This Tigers runner shuffles off on
the pitch and is in position to
land properly at the right time.
A secondary lead is the extra lead base runners take when the ball is traveling to home plate. Others call it "shuffling off on the pitch" but it's all the same thing. This post is specifically going to deal with a very important piece that must occur at the end of a secondary lead. It simply involves landing with the proper foot at the proper time. It doesn't matter what base the runner is on.
When a runner takes a secondary lead, they must land with their right foot as the ball crosses the hitting zone.

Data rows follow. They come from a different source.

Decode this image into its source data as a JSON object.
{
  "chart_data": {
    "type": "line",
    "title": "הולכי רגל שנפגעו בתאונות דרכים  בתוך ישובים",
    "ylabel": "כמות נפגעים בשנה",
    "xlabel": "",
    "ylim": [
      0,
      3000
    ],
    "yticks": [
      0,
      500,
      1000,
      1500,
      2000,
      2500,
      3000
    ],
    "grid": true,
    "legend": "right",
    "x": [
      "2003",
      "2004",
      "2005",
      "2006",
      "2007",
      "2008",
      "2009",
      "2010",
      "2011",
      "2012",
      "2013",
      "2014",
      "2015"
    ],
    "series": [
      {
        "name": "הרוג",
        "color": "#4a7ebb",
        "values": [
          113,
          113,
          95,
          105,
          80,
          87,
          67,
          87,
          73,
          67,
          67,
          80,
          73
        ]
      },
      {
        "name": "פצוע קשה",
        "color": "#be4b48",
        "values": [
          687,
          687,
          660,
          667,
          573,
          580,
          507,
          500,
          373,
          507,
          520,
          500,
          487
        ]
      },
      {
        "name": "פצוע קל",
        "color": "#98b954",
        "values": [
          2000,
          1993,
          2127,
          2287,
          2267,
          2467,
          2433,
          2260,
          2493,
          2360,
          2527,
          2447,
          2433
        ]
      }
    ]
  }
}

Jason Werth easily gets picked off
on a catcher's snap throw in the
2009 World Series.
(NY Post Photo)
There are no exceptions to this rule. When a runner lands with his right foot as the ball crosses the hitting zone he can plant and return to the bag very easily and quickly if necessary. He is also in a good position to take off running if the ball is hit. A runner that lands with his left foot as the ball crosses the zone will be squared up to the next base (shoulders and/or hips) and is in a horrible position if he has to return to the bag quickly. He is making it very likely that he will get picked off by the catcher after the pitch. This is also true for a runner who is late landing with their right foot. If this is the case, the runner is still moving away from the bag after the catcher has caught the ball. On a snap throw by the catcher, the runner in this scenario will take longer to get back and increases the odds he will be out.
A note to catchers and infielders:
You should be looking for runners who either land with the incorrect foot or have poor timing of their right foot landing. They become prime targets. If you see this at any bag, relay a sign to the proper teammate and put on a pick-off following the pitch.